Okreglicki had not initially targeted the 1 000-mile mark. It was only after he had completed the Washie in July and realised that he still had the Puffer coming up - only a limited field is accepted - that he entertained the notion. "I worked out that, hey, I could even manage a 1 000 miles," he says.

It was a close call in the end. He had to run the Riebeeck Kasteel Half-Marathon on September 11 and the Puma Peninsula Marathon the next day to make sure he finished before the mid-September cut-off.

He's now looking for new challenges. Like an Ironman race - think a 3.8km swim and a 180km cycle rounded off with a full marathon - or even an Augrabies Extreme Marathon, a 250km race over seven days, which he did in October.

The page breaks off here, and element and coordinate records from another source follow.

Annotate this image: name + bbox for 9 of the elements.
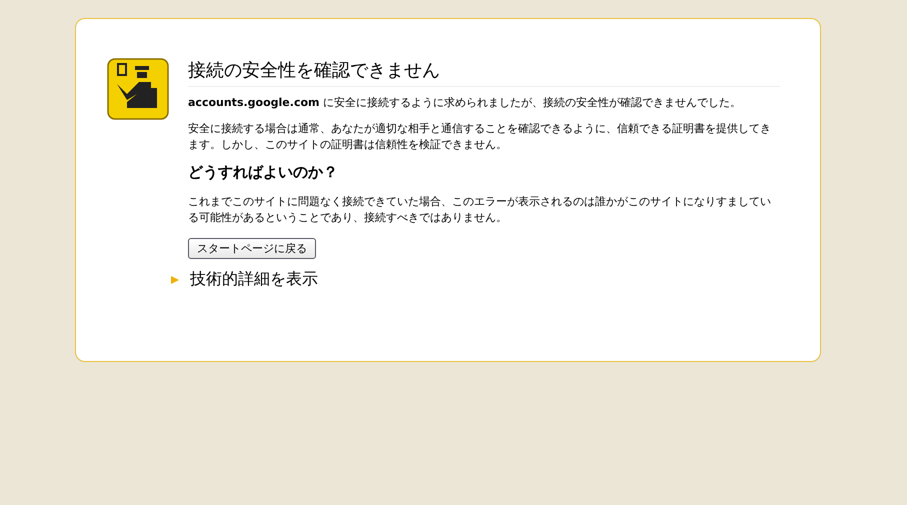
paragraph: 安全に接続する場合は通常、あなたが適切な相手と通信することを確認できるように、信頼できる証明書を提供してきます。しかし、このサイトの証明書は信頼性を検証できません。	[188, 121, 772, 153]
details-toggle[interactable]: 技術的詳細を表示	[190, 269, 318, 290]
subheading: どうすればよいのか？	[188, 163, 339, 182]
start-page-button[interactable]: スタートページに戻る	[188, 238, 316, 259]
paragraph: これまでこのサイトに問題なく接続できていた場合、このエラーが表示されるのは誰かがこのサイトになりすましている可能性があるということであり、接続すべきではありません。	[188, 194, 772, 226]
expand-triangle-icon[interactable]	[171, 276, 179, 284]
officer-warning-icon	[107, 58, 169, 120]
paragraph: accounts.google.com に安全に接続するように求められましたが、接続の安全性が確認できませんでした。	[188, 95, 742, 111]
page-title: 接続の安全性を確認できません	[188, 58, 780, 87]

Neither Rochford nor Okreglicki are done rewriting the books just yet. Rochford, having turned 60 in early November, is now in the Grand Master category where there are a couple of records he'd like to break. "I'm going to try and nail them all down," he laughs.

And Okreglicki promises to keep running for as long as he can (he's inspired his 76-year-old mother to take her tackies out of mothballs). Should he still be around he may even have a go, he promises, at centenarian Philip "Flying Phil" Rabinowitz's Guinness Book of World Records entry of 30.86 seconds for the 100m.

He'll be the envy of octogenarians everywhere.